From a personal point of view, the greatest challenge that I had to deal with was that regarding my sister and the very painful decision to let her go. I had been putting this off for some time, but when it finally came, and the pain had settled (and it was a very intense emotional pain and a grieving process for both Coran and I), both of us were left with a sense of relief, a sense of relief that both of us were free from the chains and the restrictions that we had allowed her to place around our hearts. In so doing, I know that she is now free to persue her own path too, in whatever form that takes. She still writes to us from time to time, and the letters hold no punches, tugging for the minutes that it takes to read them at the heartstrings, but I cannot and will now allow her to weedle her way back in, for I know that even if I do, it will not make a difference to her life, not one that really counts. When the chips are down, it is only her that can change her situation, by being willing to talk and explore the depths of her emotions. Until she is able and willing to do that, then nothing will change, and I have nothing else to say. I know that I did everything I could to help her, and every atempt that I made was thwarted, and sometimes you have to know when to let go.
On the subject of letting go, we have also let go of more than our fair share of residents at work this year - I cannot of course mention names, but there were at least eight or nine of them last year - some of the deaths were more sudden and unexpected than others, and some I miss more than others too.
Death does not seem to affect me as much as it did when I first started this job, and I am not sure when or why this changed. I think it was after last Christmas(2010) when one lady that I was very fond of passed away. It was a slow and painful death, watching her gradually fade over a period of weeks, so when it finally came on Christmas Day, it was in many ways a relief, for the family as well as the staff. I will always remember this lady though, and I will always remember the gentleman who passed away a few days before Christmas this year. He was a war veteran, from one of the parachute regiments in France, and had a long and eventful life with two sons and a step daughter. I spoke to his son the day before his father died and asked him how he was bearing up and it turned into one of those philosophical conversations about the nature of life and death and many different things in between.
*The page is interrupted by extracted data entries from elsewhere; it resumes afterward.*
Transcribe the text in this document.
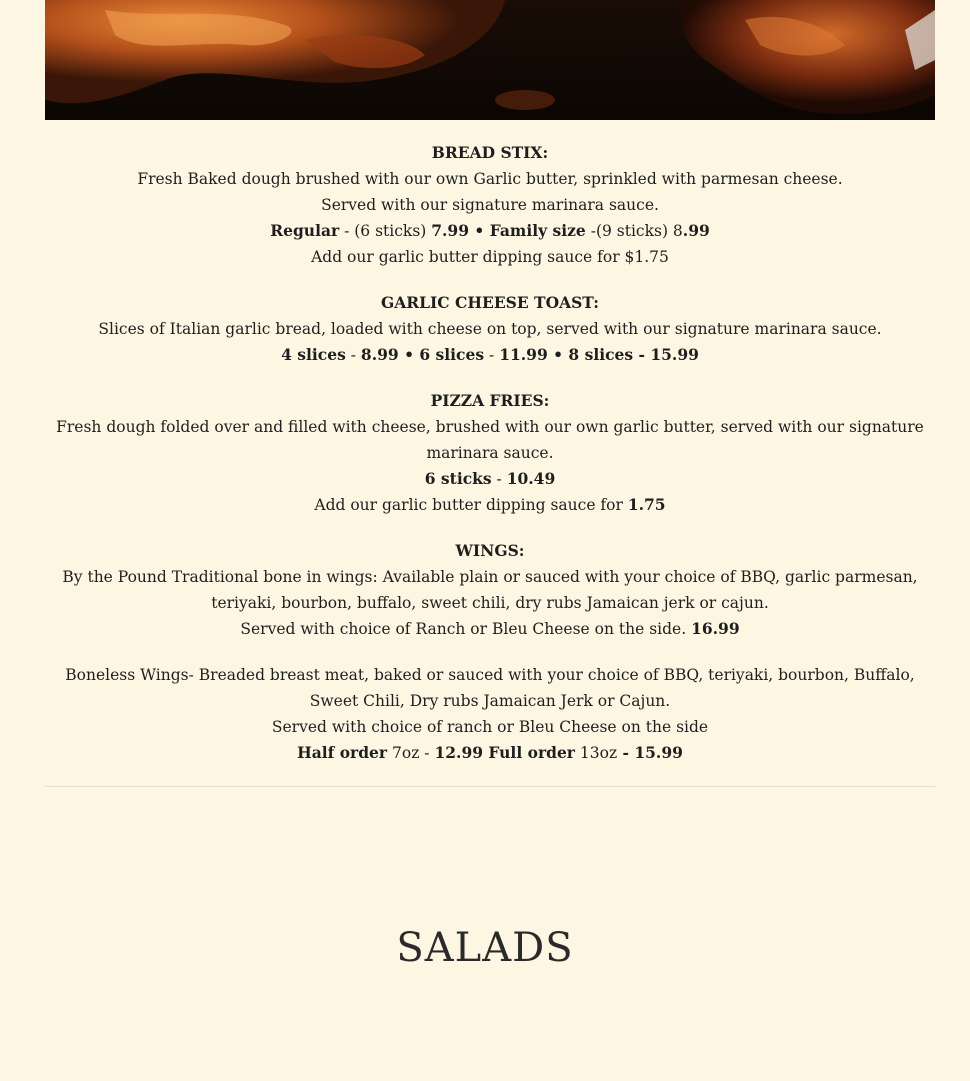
BREAD STIX:

Fresh Baked dough brushed with our own Garlic butter, sprinkled with parmesan cheese.

Served with our signature marinara sauce.

Regular - (6 sticks) 7.99 • Family size -(9 sticks) 8.99

Add our garlic butter dipping sauce for $1.75

GARLIC CHEESE TOAST:

Slices of Italian garlic bread, loaded with cheese on top, served with our signature marinara sauce.

4 slices - 8.99 • 6 slices - 11.99 • 8 slices - 15.99

PIZZA FRIES:

Fresh dough folded over and filled with cheese, brushed with our own garlic butter, served with our signature marinara sauce.

6 sticks - 10.49

Add our garlic butter dipping sauce for 1.75

WINGS:

By the Pound Traditional bone in wings: Available plain or sauced with your choice of BBQ, garlic parmesan, teriyaki, bourbon, buffalo, sweet chili, dry rubs Jamaican jerk or cajun.

Served with choice of Ranch or Bleu Cheese on the side. 16.99

Boneless Wings- Breaded breast meat, baked or sauced with your choice of BBQ, teriyaki, bourbon, Buffalo, Sweet Chili, Dry rubs Jamaican Jerk or Cajun.

Served with choice of ranch or Bleu Cheese on the side

Half order 7oz - 12.99 Full order 13oz - 15.99

SALADS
It is good to know that I can help poeple with words, both written and spoken and in my own small way, make a difference.
So, back to 2012. Will this be the year that we as David Camneron put it "go for it" and if so, then what exactly it "is?". "It" for me is the same thing that it has always been, about the relationships that I have with others, and knowing that when all is said and done, this is the one thing that counts. It is not about aiming for bigger and better, more expensive things, but all about quality of life, and it is more than anything the poeple in our lives that give that quality. So on that note, I am going to take a short walk back to the living room, where the person that I love is waiting for me, and give her a great big cuddle to show my appreciation and thanks.